There are a few bright spots in the history books of areas NOT at war or somehow under some kind of conflict, those exceptions just made the rule. The one constant in history though is that when groups have it better than other groups, the other groups will try to take it from them, one way or another. Today a lot of reasons we're not shooting is because we're using money to replace bullets, and trade is clearly weaponized, just look at sanctions. Until trade fails and there's suddenly a few hundred thousand Russians on the eastern EU border.
Anonimity plays a part, but that only goes for the small scale petty local crime. You don't steal cattle from a farmer you know. That's just being stupid, its not an example of humans being nice. What is shows us is that if humans are not bound by rules or social conventions, they do whatever the fck they want and what works out best for them, often even just in the short term.
Its evolution baby.

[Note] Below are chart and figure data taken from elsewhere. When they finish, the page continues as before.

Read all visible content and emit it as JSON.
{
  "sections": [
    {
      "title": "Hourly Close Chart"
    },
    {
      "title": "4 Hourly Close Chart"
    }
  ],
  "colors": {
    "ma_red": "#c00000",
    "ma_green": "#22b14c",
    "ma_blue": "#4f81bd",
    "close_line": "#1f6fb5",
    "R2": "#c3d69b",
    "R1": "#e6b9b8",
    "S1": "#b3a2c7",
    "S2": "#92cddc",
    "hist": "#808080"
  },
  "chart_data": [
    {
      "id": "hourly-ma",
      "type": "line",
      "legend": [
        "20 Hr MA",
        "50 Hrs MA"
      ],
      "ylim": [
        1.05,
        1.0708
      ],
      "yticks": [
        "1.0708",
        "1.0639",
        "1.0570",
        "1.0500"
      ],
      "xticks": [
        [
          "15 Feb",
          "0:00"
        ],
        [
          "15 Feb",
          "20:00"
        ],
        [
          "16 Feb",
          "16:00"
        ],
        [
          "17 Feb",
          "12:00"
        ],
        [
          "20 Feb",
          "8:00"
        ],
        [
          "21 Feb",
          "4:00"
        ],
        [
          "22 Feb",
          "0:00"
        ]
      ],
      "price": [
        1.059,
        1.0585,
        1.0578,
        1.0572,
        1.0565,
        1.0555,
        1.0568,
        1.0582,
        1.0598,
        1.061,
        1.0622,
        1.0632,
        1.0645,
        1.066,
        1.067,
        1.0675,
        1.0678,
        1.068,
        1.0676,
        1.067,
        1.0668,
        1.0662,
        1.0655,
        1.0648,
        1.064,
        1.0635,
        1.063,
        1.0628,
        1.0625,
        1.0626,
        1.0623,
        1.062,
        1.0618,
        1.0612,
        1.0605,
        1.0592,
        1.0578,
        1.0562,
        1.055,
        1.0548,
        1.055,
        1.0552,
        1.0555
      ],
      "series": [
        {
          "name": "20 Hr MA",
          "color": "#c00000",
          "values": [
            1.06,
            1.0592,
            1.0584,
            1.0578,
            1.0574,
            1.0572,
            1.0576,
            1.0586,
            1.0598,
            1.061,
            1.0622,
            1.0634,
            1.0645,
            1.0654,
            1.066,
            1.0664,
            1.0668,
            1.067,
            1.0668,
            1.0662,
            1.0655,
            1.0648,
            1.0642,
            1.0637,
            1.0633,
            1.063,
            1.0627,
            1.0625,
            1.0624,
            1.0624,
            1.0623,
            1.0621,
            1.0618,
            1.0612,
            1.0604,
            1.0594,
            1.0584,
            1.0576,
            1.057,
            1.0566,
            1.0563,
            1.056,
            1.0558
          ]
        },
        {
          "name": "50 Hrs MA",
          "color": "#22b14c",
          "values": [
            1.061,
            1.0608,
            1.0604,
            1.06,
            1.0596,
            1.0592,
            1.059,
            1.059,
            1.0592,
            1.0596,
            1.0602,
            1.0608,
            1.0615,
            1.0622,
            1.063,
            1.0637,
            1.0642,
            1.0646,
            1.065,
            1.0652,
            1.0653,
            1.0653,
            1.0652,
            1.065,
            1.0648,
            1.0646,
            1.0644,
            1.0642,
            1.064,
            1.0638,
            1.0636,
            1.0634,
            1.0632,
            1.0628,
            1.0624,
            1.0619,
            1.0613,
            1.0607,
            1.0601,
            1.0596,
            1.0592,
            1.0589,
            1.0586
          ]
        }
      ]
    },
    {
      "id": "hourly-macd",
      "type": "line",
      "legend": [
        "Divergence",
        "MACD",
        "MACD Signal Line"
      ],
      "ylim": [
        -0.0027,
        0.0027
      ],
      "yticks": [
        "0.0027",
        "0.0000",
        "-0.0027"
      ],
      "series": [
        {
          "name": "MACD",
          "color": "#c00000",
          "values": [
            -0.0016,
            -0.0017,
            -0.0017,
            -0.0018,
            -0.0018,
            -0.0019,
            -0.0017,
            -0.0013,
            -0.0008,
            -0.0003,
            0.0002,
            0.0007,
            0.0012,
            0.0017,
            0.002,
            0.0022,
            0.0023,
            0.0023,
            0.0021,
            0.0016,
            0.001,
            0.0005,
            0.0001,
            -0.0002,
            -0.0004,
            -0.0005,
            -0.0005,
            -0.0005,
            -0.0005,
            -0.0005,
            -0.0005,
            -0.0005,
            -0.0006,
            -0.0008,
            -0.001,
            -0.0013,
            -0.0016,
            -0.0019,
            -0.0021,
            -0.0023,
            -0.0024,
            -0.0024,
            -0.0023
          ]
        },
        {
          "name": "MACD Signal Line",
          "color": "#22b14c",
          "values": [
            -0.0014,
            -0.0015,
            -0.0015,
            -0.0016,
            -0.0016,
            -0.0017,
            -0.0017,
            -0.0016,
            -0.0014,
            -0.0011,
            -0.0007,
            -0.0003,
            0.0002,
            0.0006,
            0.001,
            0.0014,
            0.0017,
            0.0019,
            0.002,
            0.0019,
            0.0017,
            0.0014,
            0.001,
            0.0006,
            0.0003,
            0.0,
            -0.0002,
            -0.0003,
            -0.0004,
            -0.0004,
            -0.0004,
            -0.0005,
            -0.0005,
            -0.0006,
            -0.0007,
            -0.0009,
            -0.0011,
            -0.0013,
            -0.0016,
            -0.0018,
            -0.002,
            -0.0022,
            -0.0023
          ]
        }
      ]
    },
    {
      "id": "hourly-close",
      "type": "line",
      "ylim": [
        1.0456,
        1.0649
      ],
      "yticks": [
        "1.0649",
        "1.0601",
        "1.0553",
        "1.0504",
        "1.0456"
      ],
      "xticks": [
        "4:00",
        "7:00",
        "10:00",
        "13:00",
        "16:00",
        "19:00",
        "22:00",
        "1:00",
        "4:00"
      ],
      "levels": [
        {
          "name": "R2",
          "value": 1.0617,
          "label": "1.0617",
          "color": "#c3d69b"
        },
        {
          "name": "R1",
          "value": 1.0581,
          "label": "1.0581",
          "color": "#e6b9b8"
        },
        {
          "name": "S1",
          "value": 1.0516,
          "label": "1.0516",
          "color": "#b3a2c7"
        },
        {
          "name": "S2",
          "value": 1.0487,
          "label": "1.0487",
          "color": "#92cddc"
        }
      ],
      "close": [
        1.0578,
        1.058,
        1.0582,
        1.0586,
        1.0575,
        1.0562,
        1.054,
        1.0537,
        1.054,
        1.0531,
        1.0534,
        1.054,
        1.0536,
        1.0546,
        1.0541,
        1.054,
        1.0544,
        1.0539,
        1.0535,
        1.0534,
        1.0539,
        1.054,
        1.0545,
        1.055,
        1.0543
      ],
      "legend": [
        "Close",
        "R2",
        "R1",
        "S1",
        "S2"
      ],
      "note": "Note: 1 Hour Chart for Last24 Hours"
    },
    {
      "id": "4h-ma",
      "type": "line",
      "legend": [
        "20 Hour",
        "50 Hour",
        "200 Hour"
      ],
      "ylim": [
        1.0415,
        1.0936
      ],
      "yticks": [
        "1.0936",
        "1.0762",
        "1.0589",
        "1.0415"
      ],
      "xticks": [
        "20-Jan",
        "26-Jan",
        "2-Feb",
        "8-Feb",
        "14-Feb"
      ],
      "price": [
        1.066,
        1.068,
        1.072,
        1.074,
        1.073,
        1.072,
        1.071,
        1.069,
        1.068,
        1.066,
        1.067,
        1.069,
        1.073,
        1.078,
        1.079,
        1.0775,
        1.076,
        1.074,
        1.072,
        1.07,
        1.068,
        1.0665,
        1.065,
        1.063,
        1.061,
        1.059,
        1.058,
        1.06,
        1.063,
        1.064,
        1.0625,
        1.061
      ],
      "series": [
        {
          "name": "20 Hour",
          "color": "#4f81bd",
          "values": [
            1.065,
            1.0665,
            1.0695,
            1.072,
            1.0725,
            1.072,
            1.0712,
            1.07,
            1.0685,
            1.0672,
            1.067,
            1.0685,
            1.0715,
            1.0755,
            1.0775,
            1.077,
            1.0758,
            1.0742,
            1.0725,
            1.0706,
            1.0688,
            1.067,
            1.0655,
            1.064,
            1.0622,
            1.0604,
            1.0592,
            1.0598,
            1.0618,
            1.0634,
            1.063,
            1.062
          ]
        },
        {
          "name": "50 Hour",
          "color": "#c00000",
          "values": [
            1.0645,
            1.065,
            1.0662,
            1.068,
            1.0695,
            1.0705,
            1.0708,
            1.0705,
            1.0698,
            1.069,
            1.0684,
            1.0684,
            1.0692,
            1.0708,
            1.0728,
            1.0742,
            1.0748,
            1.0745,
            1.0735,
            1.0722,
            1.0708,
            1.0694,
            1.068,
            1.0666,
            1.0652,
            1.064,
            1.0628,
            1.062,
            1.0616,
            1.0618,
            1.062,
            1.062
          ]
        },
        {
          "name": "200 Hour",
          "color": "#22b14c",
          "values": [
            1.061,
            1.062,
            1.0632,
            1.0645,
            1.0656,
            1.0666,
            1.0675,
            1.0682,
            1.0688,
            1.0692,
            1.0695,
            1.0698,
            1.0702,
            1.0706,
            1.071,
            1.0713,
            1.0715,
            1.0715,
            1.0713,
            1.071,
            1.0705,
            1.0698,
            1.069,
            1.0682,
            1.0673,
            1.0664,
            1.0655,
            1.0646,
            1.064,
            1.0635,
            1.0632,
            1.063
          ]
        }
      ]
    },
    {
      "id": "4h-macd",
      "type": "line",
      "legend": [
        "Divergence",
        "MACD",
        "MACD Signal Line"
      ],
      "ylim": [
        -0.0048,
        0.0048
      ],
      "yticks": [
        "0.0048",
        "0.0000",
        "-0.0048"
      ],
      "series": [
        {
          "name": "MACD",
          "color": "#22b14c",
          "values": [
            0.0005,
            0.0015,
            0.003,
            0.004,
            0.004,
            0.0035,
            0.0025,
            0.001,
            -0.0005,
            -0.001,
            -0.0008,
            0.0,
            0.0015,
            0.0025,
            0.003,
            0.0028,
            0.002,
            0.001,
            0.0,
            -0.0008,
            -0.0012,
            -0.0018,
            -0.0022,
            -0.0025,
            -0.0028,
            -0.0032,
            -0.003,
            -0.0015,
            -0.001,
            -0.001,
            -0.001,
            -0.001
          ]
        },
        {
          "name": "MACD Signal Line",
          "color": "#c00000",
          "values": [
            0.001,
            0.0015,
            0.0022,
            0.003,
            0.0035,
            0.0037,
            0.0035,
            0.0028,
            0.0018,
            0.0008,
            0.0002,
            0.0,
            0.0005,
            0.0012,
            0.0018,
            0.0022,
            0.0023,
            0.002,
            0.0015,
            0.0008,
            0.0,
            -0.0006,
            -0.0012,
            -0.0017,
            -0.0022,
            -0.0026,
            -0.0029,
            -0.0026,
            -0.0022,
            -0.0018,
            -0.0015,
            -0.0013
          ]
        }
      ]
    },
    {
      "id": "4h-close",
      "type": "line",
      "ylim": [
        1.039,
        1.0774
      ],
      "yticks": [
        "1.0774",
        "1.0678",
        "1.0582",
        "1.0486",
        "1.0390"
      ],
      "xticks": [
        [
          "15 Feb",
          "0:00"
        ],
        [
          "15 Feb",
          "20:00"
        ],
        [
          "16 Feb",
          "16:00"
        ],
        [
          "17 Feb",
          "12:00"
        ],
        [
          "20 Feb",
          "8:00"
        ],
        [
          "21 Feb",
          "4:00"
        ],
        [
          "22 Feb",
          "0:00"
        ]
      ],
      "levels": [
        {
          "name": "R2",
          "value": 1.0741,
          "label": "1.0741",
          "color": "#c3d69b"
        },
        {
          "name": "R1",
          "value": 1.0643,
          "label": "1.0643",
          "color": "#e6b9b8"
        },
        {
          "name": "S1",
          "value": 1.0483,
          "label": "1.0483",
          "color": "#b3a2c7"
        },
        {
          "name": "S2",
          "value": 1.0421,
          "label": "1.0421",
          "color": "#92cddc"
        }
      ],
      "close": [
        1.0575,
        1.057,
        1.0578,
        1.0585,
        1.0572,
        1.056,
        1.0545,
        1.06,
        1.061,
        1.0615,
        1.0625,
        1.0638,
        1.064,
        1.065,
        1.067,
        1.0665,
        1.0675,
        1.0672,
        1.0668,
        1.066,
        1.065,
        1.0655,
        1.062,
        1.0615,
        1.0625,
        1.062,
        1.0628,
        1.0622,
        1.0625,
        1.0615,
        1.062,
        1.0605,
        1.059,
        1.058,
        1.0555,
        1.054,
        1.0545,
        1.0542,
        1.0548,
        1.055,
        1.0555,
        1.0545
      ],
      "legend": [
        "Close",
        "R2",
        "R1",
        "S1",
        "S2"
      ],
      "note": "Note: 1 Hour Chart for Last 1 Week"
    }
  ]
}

The reason we're nice to each other, is because in social constructs it is in fact a means of survival. You feel better that way, you can give and receive help, etc. But the bottom line is still survival (of the fittest). This being nice works in the local, social context best, and you're right, it gets worse as scale goes up, because the chances of people disturbing that status quo goes up.
Still I (think I) get where you're coming from. We could be a lot nicer to each other and it would probably be better too. For everyone. And it works just fine that way, until someone doesn't want to be nice...
Geopolitics of late are a good example. Nobody wants escalation, and yet, it happens, one step at a time.
US Commerce Department: Nope, too powerful.
AMD: Ah shucks.
Now this is the beauty of the Erasmus Program that Europe does, now in EU and UK any high school/secondary student can study abroad easily for decades now, integrating the youth with other cultures, it would be much much harder to have war now, because that Anon factor is limited.
Europe's most genius program has been the Erasmus Program which started in 1987, if only the world did it at the same level they do... it would be a better place I would estimate. True, the rest of the world does have study abroad options, but not near to the level or frequency or easiness factor of doing it that the Erasmus Program provides.
Overall, I understand where both of you are coming from though and am willing to concede.